Banks and NBFCs are doubling down on loans to MSMEs as it's a safe bet. The government offers lower interest rates, relaxed lending norms and tax incentives. "Opportunity to scale up, especially in non-traditional regions of north, central and west India is significant," says Pradeep Mukundan, partner, Deloitte India.
Since customers pledge gold as security, it's easier to auction in the case of default, which helps them keep non-performing assets (NPAs) in check. These entities are now exploring options like "doorstep gold loans", which offer ease and help businesses scale. "Growth in loan volumes without commensurate investment in capacity and processes to assess loan eligibility, especially to assess gold volume in jewellery that's pledged, created additional risk."

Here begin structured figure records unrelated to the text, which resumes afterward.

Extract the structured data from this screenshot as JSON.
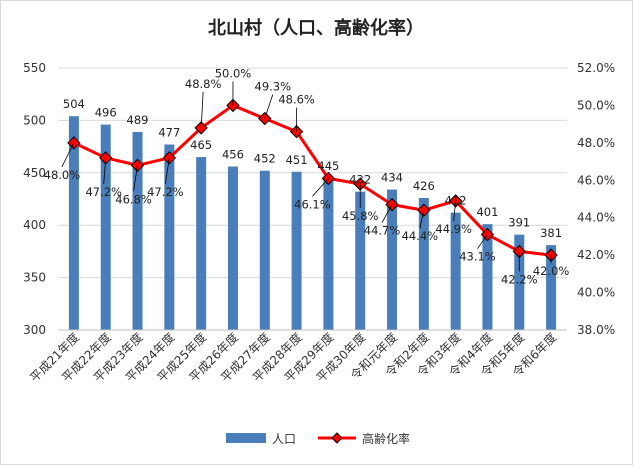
{
  "chart_data": {
    "type": "bar",
    "title": "北山村（人口、高齢化率）",
    "categories": [
      "平成21年度",
      "平成22年度",
      "平成23年度",
      "平成24年度",
      "平成25年度",
      "平成26年度",
      "平成27年度",
      "平成28年度",
      "平成29年度",
      "平成30年度",
      "令和元年度",
      "令和2年度",
      "令和3年度",
      "令和4年度",
      "令和5年度",
      "令和6年度"
    ],
    "series": [
      {
        "name": "人口",
        "type": "bar",
        "axis": "left",
        "color": "#4a7ebb",
        "values": [
          504,
          496,
          489,
          477,
          465,
          456,
          452,
          451,
          445,
          432,
          434,
          426,
          412,
          401,
          391,
          381
        ]
      },
      {
        "name": "高齢化率",
        "type": "line",
        "axis": "right",
        "color": "#ff0000",
        "marker": "diamond",
        "values": [
          48.0,
          47.2,
          46.8,
          47.2,
          48.8,
          50.0,
          49.3,
          48.6,
          46.1,
          45.8,
          44.7,
          44.4,
          44.9,
          43.1,
          42.2,
          42.0
        ],
        "labels": [
          "48.0%",
          "47.2%",
          "46.8%",
          "47.2%",
          "48.8%",
          "50.0%",
          "49.3%",
          "48.6%",
          "46.1%",
          "45.8%",
          "44.7%",
          "44.4%",
          "44.9%",
          "43.1%",
          "42.2%",
          "42.0%"
        ]
      }
    ],
    "y_left": {
      "ylim": [
        300,
        550
      ],
      "ticks": [
        300,
        350,
        400,
        450,
        500,
        550
      ],
      "tick_labels": [
        "300",
        "350",
        "400",
        "450",
        "500",
        "550"
      ]
    },
    "y_right": {
      "ylim": [
        38.0,
        52.0
      ],
      "ticks": [
        38,
        40,
        42,
        44,
        46,
        48,
        50,
        52
      ],
      "tick_labels": [
        "38.0%",
        "40.0%",
        "42.0%",
        "44.0%",
        "46.0%",
        "48.0%",
        "50.0%",
        "52.0%"
      ]
    },
    "grid": true,
    "legend_position": "bottom"
  }
}
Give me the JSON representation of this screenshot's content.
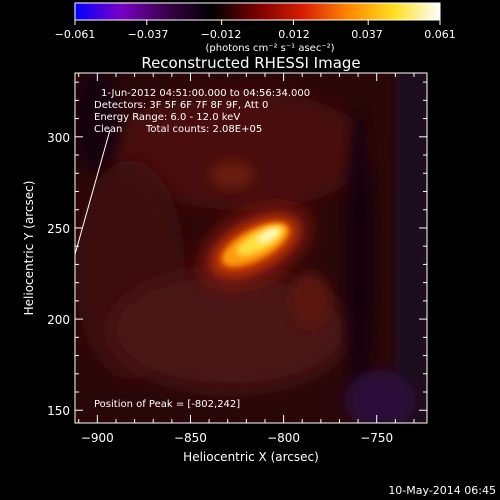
{
  "chart_data": {
    "type": "heatmap",
    "title": "Reconstructed RHESSI Image",
    "xlabel": "Heliocentric X (arcsec)",
    "ylabel": "Heliocentric Y (arcsec)",
    "xlim": [
      -912,
      -723
    ],
    "ylim": [
      143,
      335
    ],
    "x_ticks": [
      -900,
      -850,
      -800,
      -750
    ],
    "y_ticks": [
      150,
      200,
      250,
      300
    ],
    "x_tick_labels": [
      "−900",
      "−850",
      "−800",
      "−750"
    ],
    "y_tick_labels": [
      "150",
      "200",
      "250",
      "300"
    ],
    "colorbar": {
      "range": [
        -0.061,
        0.061
      ],
      "ticks": [
        -0.061,
        -0.037,
        -0.012,
        0.012,
        0.037,
        0.061
      ],
      "tick_labels": [
        "−0.061",
        "−0.037",
        "−0.012",
        "0.012",
        "0.037",
        "0.061"
      ],
      "label": "(photons cm⁻² s⁻¹ asec⁻²)",
      "colors": [
        "#0000ff",
        "#7a00c8",
        "#3a004a",
        "#000000",
        "#7a0000",
        "#d81e00",
        "#ff8800",
        "#ffe020",
        "#ffffff"
      ]
    },
    "annotations": {
      "time": "1-Jun-2012 04:51:00.000 to 04:56:34.000",
      "detectors": "Detectors: 3F 5F 6F 7F 8F 9F, Att 0",
      "energy": "Energy Range: 6.0 - 12.0 keV",
      "method": "Clean",
      "counts": "Total counts: 2.08E+05",
      "peak": "Position of Peak = [-802,242]"
    },
    "peak": {
      "x": -802,
      "y": 242
    },
    "grid": false
  },
  "footer_date": "10-May-2014 06:45"
}
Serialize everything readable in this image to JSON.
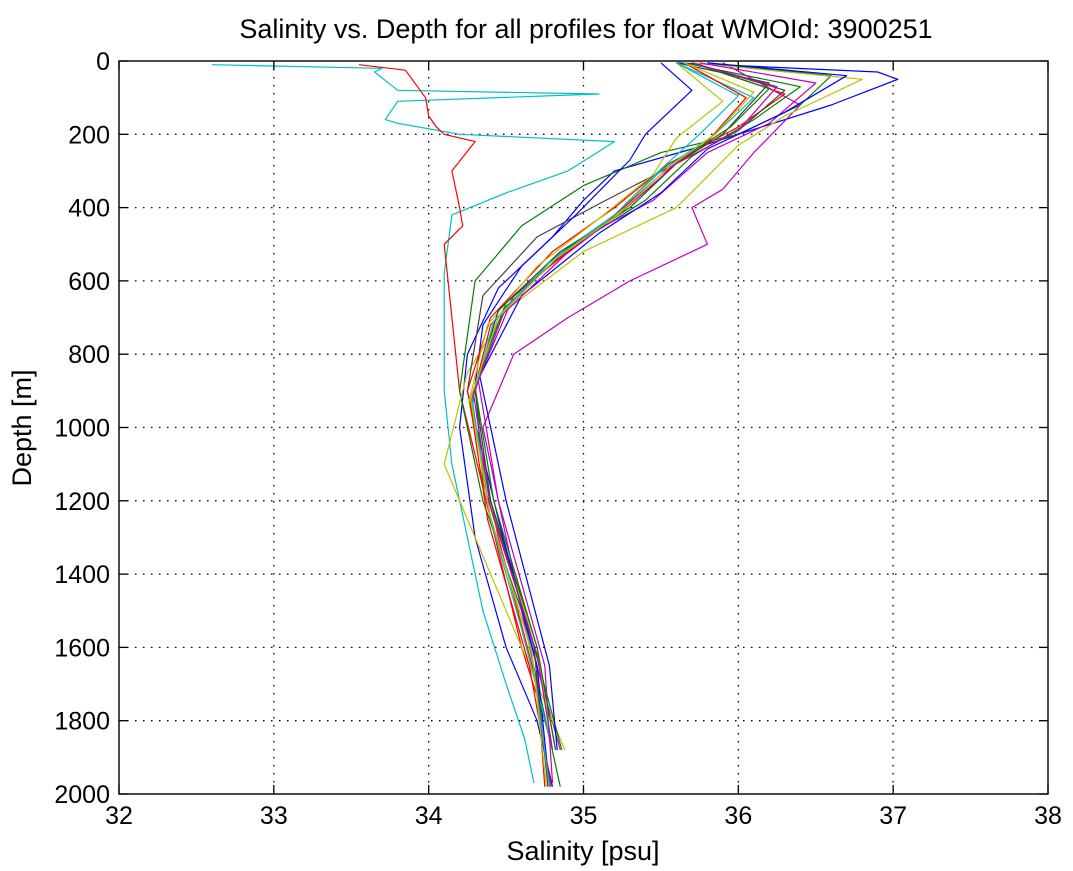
{
  "chart_data": {
    "type": "line",
    "title": "Salinity vs. Depth for all profiles for float WMOId: 3900251",
    "xlabel": "Salinity [psu]",
    "ylabel": "Depth [m]",
    "xlim": [
      32,
      38
    ],
    "ylim": [
      0,
      2000
    ],
    "y_reversed": true,
    "xticks": [
      "32",
      "33",
      "34",
      "35",
      "36",
      "37",
      "38"
    ],
    "yticks": [
      "0",
      "200",
      "400",
      "600",
      "800",
      "1000",
      "1200",
      "1400",
      "1600",
      "1800",
      "2000"
    ],
    "grid": true,
    "legend": "none",
    "series": [
      {
        "color": "#00c0c0",
        "x": [
          32.6,
          33.7,
          33.65,
          33.8,
          35.1,
          33.8,
          33.72,
          33.8,
          34.2,
          35.2,
          34.9,
          34.5,
          34.15,
          34.1,
          34.1,
          34.15,
          34.25,
          34.35,
          34.5,
          34.62,
          34.68
        ],
        "y": [
          10,
          20,
          30,
          80,
          90,
          110,
          160,
          170,
          200,
          220,
          300,
          360,
          420,
          580,
          900,
          1100,
          1300,
          1500,
          1700,
          1850,
          1970
        ]
      },
      {
        "color": "#ff0000",
        "x": [
          33.55,
          33.85,
          33.98,
          34.0,
          34.05,
          34.1,
          34.3,
          34.15,
          34.2,
          34.22,
          34.1,
          34.2,
          34.6,
          34.75,
          34.8
        ],
        "y": [
          10,
          25,
          100,
          150,
          180,
          200,
          220,
          300,
          400,
          450,
          500,
          900,
          1600,
          1800,
          1880
        ]
      },
      {
        "color": "#0000ff",
        "x": [
          35.6,
          36.9,
          37.03,
          36.6,
          36.0,
          35.7,
          35.2,
          35.0,
          34.8,
          34.45,
          34.25,
          34.2,
          34.3,
          34.5,
          34.7,
          34.8
        ],
        "y": [
          5,
          30,
          50,
          120,
          200,
          240,
          300,
          380,
          480,
          620,
          800,
          1000,
          1300,
          1600,
          1800,
          1980
        ]
      },
      {
        "color": "#008000",
        "x": [
          35.8,
          36.6,
          36.4,
          36.0,
          35.5,
          35.0,
          34.6,
          34.3,
          34.2,
          34.35,
          34.6,
          34.85
        ],
        "y": [
          5,
          40,
          120,
          200,
          250,
          340,
          450,
          600,
          900,
          1200,
          1500,
          1980
        ]
      },
      {
        "color": "#c000c0",
        "x": [
          35.9,
          36.4,
          36.1,
          35.9,
          35.7,
          35.8,
          35.6,
          35.3,
          34.9,
          34.55,
          34.35,
          34.6,
          34.85
        ],
        "y": [
          5,
          120,
          250,
          350,
          400,
          500,
          540,
          600,
          700,
          800,
          1000,
          1500,
          1880
        ]
      },
      {
        "color": "#c0c000",
        "x": [
          35.7,
          36.8,
          36.3,
          36.0,
          35.6,
          35.0,
          34.5,
          34.25,
          34.1,
          34.3,
          34.6,
          34.88
        ],
        "y": [
          5,
          50,
          150,
          230,
          400,
          520,
          680,
          850,
          1100,
          1300,
          1600,
          1880
        ]
      },
      {
        "color": "#404040",
        "x": [
          35.6,
          36.2,
          35.9,
          35.6,
          35.1,
          34.7,
          34.35,
          34.25,
          34.4,
          34.7,
          34.82
        ],
        "y": [
          5,
          60,
          200,
          280,
          390,
          480,
          640,
          900,
          1200,
          1600,
          1880
        ]
      },
      {
        "color": "#0000ff",
        "x": [
          35.5,
          35.7,
          35.4,
          35.3,
          34.95,
          34.6,
          34.35,
          34.28,
          34.45,
          34.7,
          34.78
        ],
        "y": [
          5,
          80,
          200,
          270,
          420,
          560,
          720,
          950,
          1250,
          1650,
          1980
        ]
      },
      {
        "color": "#ff0000",
        "x": [
          35.7,
          36.3,
          36.0,
          35.55,
          35.2,
          34.8,
          34.4,
          34.25,
          34.45,
          34.7,
          34.75
        ],
        "y": [
          5,
          90,
          180,
          280,
          400,
          520,
          700,
          900,
          1300,
          1700,
          1980
        ]
      },
      {
        "color": "#008000",
        "x": [
          35.65,
          36.4,
          36.1,
          35.7,
          35.4,
          34.95,
          34.5,
          34.3,
          34.35,
          34.65,
          34.86
        ],
        "y": [
          5,
          70,
          160,
          260,
          380,
          500,
          660,
          880,
          1150,
          1550,
          1880
        ]
      },
      {
        "color": "#00c0c0",
        "x": [
          35.6,
          36.1,
          35.85,
          35.5,
          35.2,
          34.8,
          34.45,
          34.28,
          34.4,
          34.6,
          34.8
        ],
        "y": [
          5,
          100,
          200,
          300,
          420,
          540,
          700,
          920,
          1250,
          1550,
          1880
        ]
      },
      {
        "color": "#c000c0",
        "x": [
          35.75,
          36.5,
          36.2,
          35.8,
          35.45,
          35.0,
          34.55,
          34.32,
          34.45,
          34.75,
          34.8
        ],
        "y": [
          5,
          60,
          170,
          250,
          380,
          480,
          640,
          870,
          1200,
          1650,
          1970
        ]
      },
      {
        "color": "#c0c000",
        "x": [
          35.6,
          35.9,
          35.6,
          35.45,
          35.1,
          34.7,
          34.38,
          34.26,
          34.42,
          34.7,
          34.8
        ],
        "y": [
          5,
          110,
          210,
          310,
          430,
          560,
          720,
          930,
          1250,
          1600,
          1880
        ]
      },
      {
        "color": "#404040",
        "x": [
          35.7,
          36.3,
          36.0,
          35.6,
          35.3,
          34.85,
          34.45,
          34.3,
          34.4,
          34.68,
          34.77
        ],
        "y": [
          5,
          80,
          190,
          280,
          400,
          520,
          680,
          900,
          1200,
          1600,
          1980
        ]
      },
      {
        "color": "#0000ff",
        "x": [
          35.8,
          36.7,
          36.3,
          35.8,
          35.5,
          35.1,
          34.6,
          34.33,
          34.5,
          34.78,
          34.83
        ],
        "y": [
          5,
          40,
          140,
          240,
          360,
          470,
          640,
          860,
          1200,
          1650,
          1880
        ]
      },
      {
        "color": "#ff0000",
        "x": [
          35.65,
          36.05,
          35.8,
          35.5,
          35.15,
          34.75,
          34.4,
          34.27,
          34.38,
          34.65,
          34.79
        ],
        "y": [
          5,
          100,
          220,
          310,
          440,
          570,
          720,
          940,
          1250,
          1650,
          1980
        ]
      },
      {
        "color": "#008000",
        "x": [
          35.7,
          36.2,
          35.95,
          35.62,
          35.3,
          34.9,
          34.5,
          34.3,
          34.42,
          34.7,
          34.82
        ],
        "y": [
          5,
          75,
          180,
          270,
          400,
          510,
          670,
          890,
          1200,
          1600,
          1880
        ]
      },
      {
        "color": "#00c0c0",
        "x": [
          35.6,
          36.0,
          35.75,
          35.5,
          35.2,
          34.78,
          34.42,
          34.28,
          34.4,
          34.66,
          34.78
        ],
        "y": [
          5,
          95,
          200,
          295,
          420,
          550,
          710,
          930,
          1250,
          1600,
          1980
        ]
      },
      {
        "color": "#c000c0",
        "x": [
          35.7,
          36.25,
          36.0,
          35.6,
          35.25,
          34.88,
          34.48,
          34.29,
          34.4,
          34.7,
          34.8
        ],
        "y": [
          5,
          70,
          190,
          280,
          410,
          530,
          690,
          910,
          1220,
          1620,
          1880
        ]
      },
      {
        "color": "#c0c000",
        "x": [
          35.65,
          36.1,
          35.85,
          35.55,
          35.22,
          34.82,
          34.45,
          34.27,
          34.39,
          34.67,
          34.76
        ],
        "y": [
          5,
          85,
          200,
          290,
          420,
          540,
          700,
          920,
          1230,
          1620,
          1980
        ]
      }
    ]
  }
}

Aditi Gupta, economist, Bank of Baroda attributes the uptick in gold loans to a surge in prices. "Due to higher gold prices, consumers can now get a higher quantum of loan with the same quantity," she says. With the RBI’s crackdown on unsecured loans, gold loans' attractiveness for both banks and borrowers has increased, she says. "Since gold loans are secured, it reduces the possibility of default. For borrowers as well, gold loans are an attractive alternative to personal loans."
Signs of Distress in Economy?
Jaikrishnan G, partner, PwC, says the rise in gold loans can't be attributed to economic distress. "Growth in high-quality secured credit also increases liquidity in a growing economy." Entities are expanding by investing in networks, a key for new gold loans. "This is driven by demand for debt from individuals operating micro-business enterprises," says Deloitte's Mukundan.
Gold plays an important role in India's socio-economic culture. Though there's a taboo associated with pledging personal gold ornaments for loans, that's changing. Mukundan says gold loans have come out of the taboo of being considered as the last resort of funding. "Rise in gold loans can not be attributed to economic distress. Growth in high-quality secured credit also increases liquidity in the economy."
The organised gold loan market in India is still too small at 37%, which means local moneylenders control the majority market. Experts say regulated entities have a solid opportunity to go all in. As for the future, they say the demand for gold will not reduce until most of the market stays outside formal finance. "This leaves enough headroom for players to have a share of the pie. Digitalisation will bring more customers into the formal sector," says V.P. Nandakumar, MD and CEO, Manappuram Finance.
Urban and semi-urban areas are expanding rapidly. But, the next phase of growth will happen in rural India, where gold holds an important status. Around 90% of the rural market is yet to be tapped. "Gold loan sector is poised for robust growth – most of it from small towns and villages," says Umesh Mohanan, executive director and CEO, Indel Money.